SpamBayes knows spam
Outlook add-in really works to block spam, and it's freeFollow @infoworld
Thomas Bayes, a Presbyterian minister and mathematician born just over 300 years ago, would be shocked to see most of the e-mail messages that bid for our attention nowadays. He would be thrilled to know, however, that his statistical inference theorem has inspired a potent counterattack. An open source project called SpamBayes has emerged as a powerful weapon in the war on spam. There are a few different implementations of SpamBayes. I'll focus here on an Outlook add-in, written by renowned Python hacker Mark Hammond. I've been skeptical about the long-term prospects for content-based e-mail filtering. But the Python-based SpamBayes engine, and Hammond's brilliant add-in (also written in Python), are rapidly making me a believer.
Several e-mail programs, including the Mail program bundled with Mac OS X, use Bayesian techniques to enable users to train their systems to distinguish between spam and nonspam (aka ham). Experts debate how the term Bayesian is relevant to this game of classification, but the core ideas in Paul Graham's influential 2001 paper, "A Plan for Spam," make sense intuitively. Every message bears evidence both for and against the hypothesis that it is spam. Your disposition of every message tests both hypotheses and systematically improves the filter's ability to separate spam from ham.
As Graham pointed out, the judgments involved are highly individual. For example, the commercial e-mail that I want to receive (or reject) will differ from the ones you want (and don't want) according to our interests and tastes. A filter that works on behalf of a large group, such as SpamAssassin, which checks and often rewrites my infoworld.com mail, or CloudMark's SpamNet (formerly Vipul's Razor), which collaboratively builds a database of spam signatures, will typically agree with SpamBayes on what I call the Supreme Court definition of spam: You know it when you see it. What sets SpamBayes apart is its ability to learn, by observing your behavior, which messages you do want to see, and the ones you don't.

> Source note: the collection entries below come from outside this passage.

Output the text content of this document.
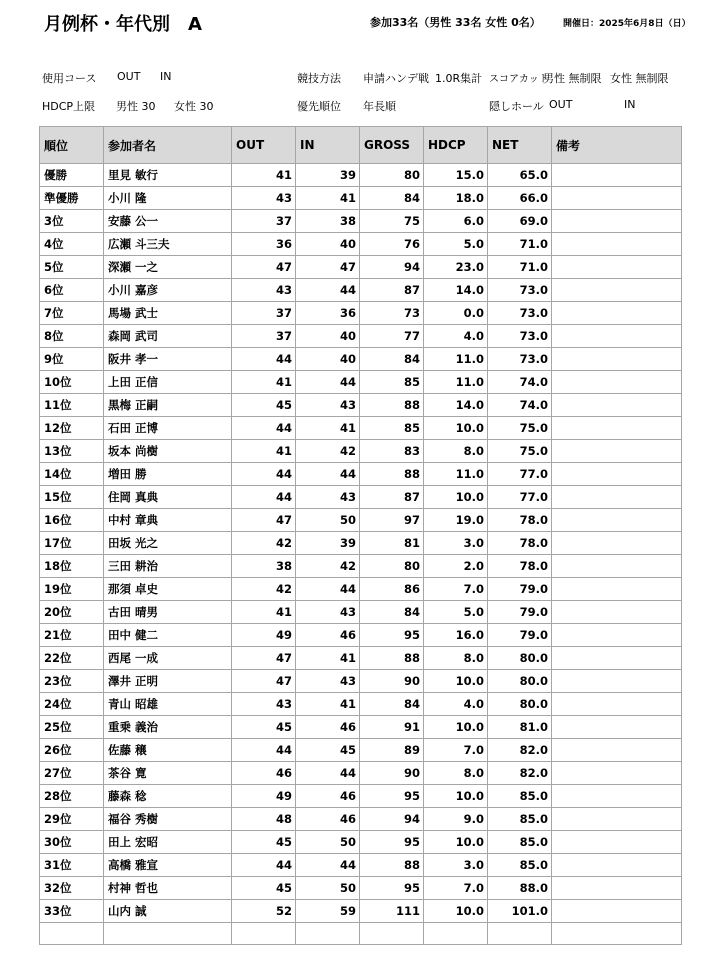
月例杯・年代別　A	参加33名（男性 33名 女性 0名） 開催日：2025年6月8日（日）
使用コース OUT IN	競技方法 申請ハンデ戦 1.0R集計 スコアカット
男性 無制限 女性 無制限
HDCP上限 男性 30 女性 30	優先順位 年長順	隠しホール OUT	IN
順位	参加者名	OUT	IN	GROSS	HDCP	NET	備考
優勝	里見 敏行	41	39	80	15.0	65.0	
準優勝	小川 隆	43	41	84	18.0	66.0	
3位	安藤 公一	37	38	75	6.0	69.0	
4位	広瀬 斗三夫	36	40	76	5.0	71.0	
5位	深瀬 一之	47	47	94	23.0	71.0	
6位	小川 嘉彦	43	44	87	14.0	73.0	
7位	馬場 武士	37	36	73	0.0	73.0	
8位	森岡 武司	37	40	77	4.0	73.0	
9位	阪井 孝一	44	40	84	11.0	73.0	
10位	上田 正信	41	44	85	11.0	74.0	
11位	黒梅 正嗣	45	43	88	14.0	74.0	
12位	石田 正博	44	41	85	10.0	75.0	
13位	坂本 尚樹	41	42	83	8.0	75.0	
14位	増田 勝	44	44	88	11.0	77.0	
15位	住岡 真典	44	43	87	10.0	77.0	
16位	中村 章典	47	50	97	19.0	78.0	
17位	田坂 光之	42	39	81	3.0	78.0	
18位	三田 耕治	38	42	80	2.0	78.0	
19位	那須 卓史	42	44	86	7.0	79.0	
20位	古田 晴男	41	43	84	5.0	79.0	
21位	田中 健二	49	46	95	16.0	79.0	
22位	西尾 一成	47	41	88	8.0	80.0	
23位	澤井 正明	47	43	90	10.0	80.0	
24位	青山 昭雄	43	41	84	4.0	80.0	
25位	重乗 義治	45	46	91	10.0	81.0	
26位	佐藤 穣	44	45	89	7.0	82.0	
27位	茶谷 寛	46	44	90	8.0	82.0	
28位	藤森 稔	49	46	95	10.0	85.0	
29位	福谷 秀樹	48	46	94	9.0	85.0	
30位	田上 宏昭	45	50	95	10.0	85.0	
31位	高橋 雅宣	44	44	88	3.0	85.0	
32位	村神 哲也	45	50	95	7.0	88.0	
33位	山内 誠	52	59	111	10.0	101.0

If you use Outlook 2000 or Outlook XP, it's easy -- and free -- to give the SpamBayes Outlook add-in a whirl. If you already have Python installed, you can acquire the source and set up SpamBayes and the add-in according to the usual conventions for open source packages. I did that, but because I'm well aware that typical Outlook users don't have Python installed and won't want to deal with an open source-style installation, I also tested the binary installer available at Starship Python. It worked beautifully, installing SpamBayes plus the subset of the Python needed to run it.
SpamBayes appears as a toolbar item called Anti-Spam. To use the add-in effectively, you'll need to point it to a pile of ham. These messages may simply be the contents of your inbox if you keep it squeaky clean. But they can also live in other folders. That's great news, because I use Outlook's filters aggressively to route messages from known correspondents to folders.